IARPA is seeking information on established characterizations of vulnerabilities and threats that could impact the safe use of large language models (LLMs) by intelligence analysts. This RFI is issued for planning purposes only, and it does not constitute a formal solicitation for proposals or suggest the procurement of any material, data sets, etc. The following sections of this announcement contain details on the specific technology areas of interest, along with instructions for the submission of responses.
LLMs have received much public attention recently due, among other things, to their human-like interaction with users. These capabilities promise to substantially transform and enhance work across sectors in the coming years. However, LLMs have been shown to exhibit erroneous and potentially harmful behavior, posing threats to the end-users.
This RFI aims to elicit frameworks to categorize and characterize vulnerabilities and threats associated with LLM technologies, specifically in the context of their potential use in intelligence analysis.

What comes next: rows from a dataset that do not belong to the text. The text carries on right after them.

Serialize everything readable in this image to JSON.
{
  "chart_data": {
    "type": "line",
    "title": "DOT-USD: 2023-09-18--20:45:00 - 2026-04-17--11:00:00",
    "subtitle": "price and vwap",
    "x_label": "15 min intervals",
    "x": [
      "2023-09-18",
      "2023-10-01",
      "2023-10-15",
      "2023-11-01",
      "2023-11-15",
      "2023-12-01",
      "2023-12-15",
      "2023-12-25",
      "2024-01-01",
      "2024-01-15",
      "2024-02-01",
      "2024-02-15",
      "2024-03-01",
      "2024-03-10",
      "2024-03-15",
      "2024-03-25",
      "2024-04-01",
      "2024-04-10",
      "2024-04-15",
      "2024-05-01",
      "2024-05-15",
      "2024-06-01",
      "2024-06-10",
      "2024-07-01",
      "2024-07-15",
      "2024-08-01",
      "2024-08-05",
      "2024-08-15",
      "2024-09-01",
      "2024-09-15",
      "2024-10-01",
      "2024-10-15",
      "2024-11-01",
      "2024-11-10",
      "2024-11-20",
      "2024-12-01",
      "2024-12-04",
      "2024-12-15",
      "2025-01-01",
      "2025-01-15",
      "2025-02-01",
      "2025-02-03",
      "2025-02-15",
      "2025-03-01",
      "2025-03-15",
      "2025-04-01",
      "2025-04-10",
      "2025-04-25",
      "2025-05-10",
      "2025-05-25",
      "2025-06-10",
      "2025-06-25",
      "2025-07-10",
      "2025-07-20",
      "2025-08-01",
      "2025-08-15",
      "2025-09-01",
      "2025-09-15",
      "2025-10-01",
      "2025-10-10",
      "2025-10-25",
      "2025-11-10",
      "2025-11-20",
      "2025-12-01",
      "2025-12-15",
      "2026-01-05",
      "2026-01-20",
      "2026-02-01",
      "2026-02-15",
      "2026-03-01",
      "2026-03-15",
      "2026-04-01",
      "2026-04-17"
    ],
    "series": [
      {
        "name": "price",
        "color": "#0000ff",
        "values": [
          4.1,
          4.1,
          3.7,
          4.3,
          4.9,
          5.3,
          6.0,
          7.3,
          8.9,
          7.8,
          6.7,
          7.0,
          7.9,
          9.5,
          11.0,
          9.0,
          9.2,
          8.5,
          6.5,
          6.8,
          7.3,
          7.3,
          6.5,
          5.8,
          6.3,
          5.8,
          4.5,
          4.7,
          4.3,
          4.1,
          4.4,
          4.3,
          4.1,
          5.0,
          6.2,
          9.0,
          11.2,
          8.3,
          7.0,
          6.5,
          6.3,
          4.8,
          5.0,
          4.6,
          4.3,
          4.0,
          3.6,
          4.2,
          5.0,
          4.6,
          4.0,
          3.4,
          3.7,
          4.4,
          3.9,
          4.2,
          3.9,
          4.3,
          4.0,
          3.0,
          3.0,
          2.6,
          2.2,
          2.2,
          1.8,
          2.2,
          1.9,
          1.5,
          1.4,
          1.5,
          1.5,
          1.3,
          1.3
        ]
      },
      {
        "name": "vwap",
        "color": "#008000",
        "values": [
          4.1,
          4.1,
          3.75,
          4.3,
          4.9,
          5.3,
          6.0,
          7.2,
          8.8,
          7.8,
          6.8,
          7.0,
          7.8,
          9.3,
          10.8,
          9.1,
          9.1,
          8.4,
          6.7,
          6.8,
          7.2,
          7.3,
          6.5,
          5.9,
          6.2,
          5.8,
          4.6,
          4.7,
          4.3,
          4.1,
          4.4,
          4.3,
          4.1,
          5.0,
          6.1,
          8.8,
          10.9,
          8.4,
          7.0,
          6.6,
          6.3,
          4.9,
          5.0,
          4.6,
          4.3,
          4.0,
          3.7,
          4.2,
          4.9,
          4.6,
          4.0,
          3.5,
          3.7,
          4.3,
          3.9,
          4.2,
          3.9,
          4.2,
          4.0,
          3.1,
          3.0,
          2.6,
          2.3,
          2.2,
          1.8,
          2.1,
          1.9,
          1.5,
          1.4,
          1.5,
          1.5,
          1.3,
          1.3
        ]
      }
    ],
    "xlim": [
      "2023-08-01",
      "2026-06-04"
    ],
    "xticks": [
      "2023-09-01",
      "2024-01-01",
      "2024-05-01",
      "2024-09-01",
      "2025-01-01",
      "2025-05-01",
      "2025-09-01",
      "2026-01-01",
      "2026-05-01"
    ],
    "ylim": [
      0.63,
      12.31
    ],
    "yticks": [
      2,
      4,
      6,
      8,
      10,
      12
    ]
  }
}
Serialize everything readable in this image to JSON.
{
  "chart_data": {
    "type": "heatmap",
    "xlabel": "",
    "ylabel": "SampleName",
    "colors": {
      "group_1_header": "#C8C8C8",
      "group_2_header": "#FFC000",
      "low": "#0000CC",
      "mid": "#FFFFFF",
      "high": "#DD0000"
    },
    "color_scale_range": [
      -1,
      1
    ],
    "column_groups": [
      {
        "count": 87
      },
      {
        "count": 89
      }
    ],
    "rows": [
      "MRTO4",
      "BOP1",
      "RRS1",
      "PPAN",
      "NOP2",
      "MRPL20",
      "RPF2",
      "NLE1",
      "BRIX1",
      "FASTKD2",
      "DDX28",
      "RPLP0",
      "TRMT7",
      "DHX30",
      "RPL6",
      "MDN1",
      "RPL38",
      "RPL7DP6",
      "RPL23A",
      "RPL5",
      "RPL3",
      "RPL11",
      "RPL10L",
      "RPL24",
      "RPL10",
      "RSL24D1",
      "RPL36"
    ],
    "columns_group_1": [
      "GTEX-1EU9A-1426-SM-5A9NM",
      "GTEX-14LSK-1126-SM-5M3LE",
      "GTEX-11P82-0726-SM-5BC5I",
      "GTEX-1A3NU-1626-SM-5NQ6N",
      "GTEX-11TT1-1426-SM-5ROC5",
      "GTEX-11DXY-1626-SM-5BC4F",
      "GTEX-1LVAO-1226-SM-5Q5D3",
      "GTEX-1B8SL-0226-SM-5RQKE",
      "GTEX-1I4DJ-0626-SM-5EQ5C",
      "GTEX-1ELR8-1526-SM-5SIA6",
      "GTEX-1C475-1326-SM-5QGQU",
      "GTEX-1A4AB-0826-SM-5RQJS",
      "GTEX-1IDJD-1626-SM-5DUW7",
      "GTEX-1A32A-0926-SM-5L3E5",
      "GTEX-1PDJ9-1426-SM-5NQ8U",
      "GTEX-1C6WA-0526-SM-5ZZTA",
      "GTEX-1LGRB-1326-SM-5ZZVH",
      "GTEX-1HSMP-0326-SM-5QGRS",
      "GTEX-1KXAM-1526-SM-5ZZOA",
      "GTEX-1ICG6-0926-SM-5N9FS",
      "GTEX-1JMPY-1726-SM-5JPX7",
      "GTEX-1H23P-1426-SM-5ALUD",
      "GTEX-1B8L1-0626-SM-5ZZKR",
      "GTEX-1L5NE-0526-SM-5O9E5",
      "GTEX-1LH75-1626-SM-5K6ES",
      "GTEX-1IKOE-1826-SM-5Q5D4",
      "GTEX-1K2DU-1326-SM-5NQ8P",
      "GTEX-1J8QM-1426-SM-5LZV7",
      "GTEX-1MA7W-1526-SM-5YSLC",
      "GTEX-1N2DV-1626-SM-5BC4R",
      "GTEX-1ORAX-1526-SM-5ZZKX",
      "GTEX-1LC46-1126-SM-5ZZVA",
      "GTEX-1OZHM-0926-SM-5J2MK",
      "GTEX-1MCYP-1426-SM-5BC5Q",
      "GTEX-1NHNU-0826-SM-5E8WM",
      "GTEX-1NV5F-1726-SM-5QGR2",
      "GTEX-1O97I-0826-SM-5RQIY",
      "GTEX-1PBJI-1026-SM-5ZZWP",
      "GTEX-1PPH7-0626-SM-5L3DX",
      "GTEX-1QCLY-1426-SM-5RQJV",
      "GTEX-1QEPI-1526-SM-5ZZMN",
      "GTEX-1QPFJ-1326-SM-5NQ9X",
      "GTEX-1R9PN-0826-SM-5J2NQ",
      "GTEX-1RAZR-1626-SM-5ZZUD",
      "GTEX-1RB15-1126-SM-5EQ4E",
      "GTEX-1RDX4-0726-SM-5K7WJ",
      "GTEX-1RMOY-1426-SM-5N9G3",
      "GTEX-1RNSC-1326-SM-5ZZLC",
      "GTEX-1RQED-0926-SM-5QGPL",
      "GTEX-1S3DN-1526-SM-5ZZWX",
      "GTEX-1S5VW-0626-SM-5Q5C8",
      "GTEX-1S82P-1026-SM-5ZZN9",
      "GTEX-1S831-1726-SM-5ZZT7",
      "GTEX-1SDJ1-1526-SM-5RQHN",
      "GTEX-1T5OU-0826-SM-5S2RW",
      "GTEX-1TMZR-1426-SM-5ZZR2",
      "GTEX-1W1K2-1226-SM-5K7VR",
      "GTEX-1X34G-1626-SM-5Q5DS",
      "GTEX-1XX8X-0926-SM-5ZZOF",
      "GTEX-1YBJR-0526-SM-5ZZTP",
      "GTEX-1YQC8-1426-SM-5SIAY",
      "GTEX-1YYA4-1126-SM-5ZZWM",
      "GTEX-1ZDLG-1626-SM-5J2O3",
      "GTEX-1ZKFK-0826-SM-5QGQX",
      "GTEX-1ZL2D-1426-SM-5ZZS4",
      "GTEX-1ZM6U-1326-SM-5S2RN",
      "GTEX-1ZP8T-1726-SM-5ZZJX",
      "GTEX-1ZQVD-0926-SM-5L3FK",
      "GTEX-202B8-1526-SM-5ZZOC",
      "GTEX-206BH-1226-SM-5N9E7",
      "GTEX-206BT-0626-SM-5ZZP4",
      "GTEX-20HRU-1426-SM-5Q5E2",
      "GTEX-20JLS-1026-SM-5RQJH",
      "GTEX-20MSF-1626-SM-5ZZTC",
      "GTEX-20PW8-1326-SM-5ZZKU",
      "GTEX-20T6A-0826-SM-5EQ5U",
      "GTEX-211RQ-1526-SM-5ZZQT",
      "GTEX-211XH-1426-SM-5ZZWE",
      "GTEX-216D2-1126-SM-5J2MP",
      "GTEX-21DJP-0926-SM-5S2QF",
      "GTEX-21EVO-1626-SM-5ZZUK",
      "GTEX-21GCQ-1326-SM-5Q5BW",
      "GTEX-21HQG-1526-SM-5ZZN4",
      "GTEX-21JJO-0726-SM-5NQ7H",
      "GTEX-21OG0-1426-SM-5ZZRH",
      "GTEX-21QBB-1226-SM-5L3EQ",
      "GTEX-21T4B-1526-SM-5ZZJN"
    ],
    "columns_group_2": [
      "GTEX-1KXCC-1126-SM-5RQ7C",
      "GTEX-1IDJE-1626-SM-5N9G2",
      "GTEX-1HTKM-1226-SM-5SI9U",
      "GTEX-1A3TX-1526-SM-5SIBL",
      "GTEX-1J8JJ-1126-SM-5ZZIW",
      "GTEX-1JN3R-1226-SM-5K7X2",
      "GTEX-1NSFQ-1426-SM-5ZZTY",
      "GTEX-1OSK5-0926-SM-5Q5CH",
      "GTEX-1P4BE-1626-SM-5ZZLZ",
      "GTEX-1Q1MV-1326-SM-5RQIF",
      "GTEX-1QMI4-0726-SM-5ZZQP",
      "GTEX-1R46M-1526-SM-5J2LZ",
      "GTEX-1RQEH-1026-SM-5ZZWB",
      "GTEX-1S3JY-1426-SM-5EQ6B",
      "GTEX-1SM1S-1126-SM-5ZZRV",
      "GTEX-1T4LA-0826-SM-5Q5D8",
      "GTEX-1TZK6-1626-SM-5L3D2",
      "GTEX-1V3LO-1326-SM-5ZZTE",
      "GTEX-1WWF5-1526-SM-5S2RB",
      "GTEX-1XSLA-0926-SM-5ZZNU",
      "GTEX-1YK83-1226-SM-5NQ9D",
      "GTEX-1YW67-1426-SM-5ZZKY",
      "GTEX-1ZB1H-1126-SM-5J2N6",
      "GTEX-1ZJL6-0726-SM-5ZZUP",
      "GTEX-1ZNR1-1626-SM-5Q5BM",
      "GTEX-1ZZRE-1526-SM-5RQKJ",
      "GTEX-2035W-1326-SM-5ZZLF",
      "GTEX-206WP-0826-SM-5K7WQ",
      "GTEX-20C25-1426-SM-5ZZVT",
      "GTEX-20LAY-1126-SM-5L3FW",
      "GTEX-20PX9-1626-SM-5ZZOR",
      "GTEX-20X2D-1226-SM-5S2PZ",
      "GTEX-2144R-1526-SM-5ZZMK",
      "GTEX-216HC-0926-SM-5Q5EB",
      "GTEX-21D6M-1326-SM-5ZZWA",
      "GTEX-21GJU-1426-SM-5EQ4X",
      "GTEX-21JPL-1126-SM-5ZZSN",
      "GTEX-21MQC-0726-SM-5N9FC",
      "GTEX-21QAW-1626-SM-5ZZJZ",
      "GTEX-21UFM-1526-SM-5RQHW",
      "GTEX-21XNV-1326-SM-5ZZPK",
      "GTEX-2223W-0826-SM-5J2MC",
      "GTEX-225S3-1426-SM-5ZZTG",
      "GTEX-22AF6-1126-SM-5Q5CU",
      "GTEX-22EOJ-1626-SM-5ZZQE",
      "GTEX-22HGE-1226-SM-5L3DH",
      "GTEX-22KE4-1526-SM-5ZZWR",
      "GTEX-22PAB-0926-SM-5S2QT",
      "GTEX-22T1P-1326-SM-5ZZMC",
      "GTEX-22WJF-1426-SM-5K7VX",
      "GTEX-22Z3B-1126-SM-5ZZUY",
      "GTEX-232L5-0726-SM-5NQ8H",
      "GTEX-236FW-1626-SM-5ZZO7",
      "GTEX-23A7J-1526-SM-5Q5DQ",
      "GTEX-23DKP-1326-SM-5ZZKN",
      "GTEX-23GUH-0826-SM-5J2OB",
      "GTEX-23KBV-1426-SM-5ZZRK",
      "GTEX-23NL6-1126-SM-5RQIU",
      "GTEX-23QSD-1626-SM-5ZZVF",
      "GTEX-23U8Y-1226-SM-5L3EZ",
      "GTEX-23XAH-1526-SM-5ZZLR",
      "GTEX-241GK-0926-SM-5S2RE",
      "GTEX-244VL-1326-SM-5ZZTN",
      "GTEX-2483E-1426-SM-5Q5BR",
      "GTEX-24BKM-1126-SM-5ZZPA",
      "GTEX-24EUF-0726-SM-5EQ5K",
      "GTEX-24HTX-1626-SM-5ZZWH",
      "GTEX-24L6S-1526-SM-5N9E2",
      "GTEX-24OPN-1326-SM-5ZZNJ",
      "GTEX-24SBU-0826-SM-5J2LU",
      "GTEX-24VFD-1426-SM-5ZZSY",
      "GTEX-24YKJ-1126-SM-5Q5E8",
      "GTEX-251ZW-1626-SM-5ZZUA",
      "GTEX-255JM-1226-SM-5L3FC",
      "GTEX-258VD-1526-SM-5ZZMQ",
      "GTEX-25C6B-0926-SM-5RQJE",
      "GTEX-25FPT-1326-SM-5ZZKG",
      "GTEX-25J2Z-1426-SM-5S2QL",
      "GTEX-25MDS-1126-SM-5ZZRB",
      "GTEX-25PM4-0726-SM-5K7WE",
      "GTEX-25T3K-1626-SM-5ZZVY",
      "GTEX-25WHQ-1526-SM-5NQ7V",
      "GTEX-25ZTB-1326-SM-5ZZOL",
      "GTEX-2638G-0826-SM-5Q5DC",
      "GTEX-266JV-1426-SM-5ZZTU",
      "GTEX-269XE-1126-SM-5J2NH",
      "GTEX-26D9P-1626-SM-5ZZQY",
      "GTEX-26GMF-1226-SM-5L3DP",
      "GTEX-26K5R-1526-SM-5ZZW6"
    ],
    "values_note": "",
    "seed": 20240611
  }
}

IARPA requests that submittals briefly and clearly describe the approach or capability, directly address any or all of the specific questions, and outline any known critical technical issues/obstacles. If appropriate, respondents may also choose to provide a non-proprietary rough order of magnitude (ROM) estimate regarding what such approaches might require in terms of funding and other resources for one or more years to support IARPA image simulation needs. This announcement contains all of the information required to submit a response. No additional forms, kits, or other materials are needed.
IARPA welcomes responses from all capable and qualified sources from within and outside of the U.S. Because IARPA is interested in an integrated approach, responses from teams with complementary areas of expertise are encouraged.
Responses to this RFI are due no later than 5 p.m., Eastern Time, on 21 August, 2023. All submissions must be electronically submitted to [email protected] as a PDF document. Inquiries to this RFI must be submitted to [email protected]. Do not send questions with proprietary content. No telephone inquiries will be accepted.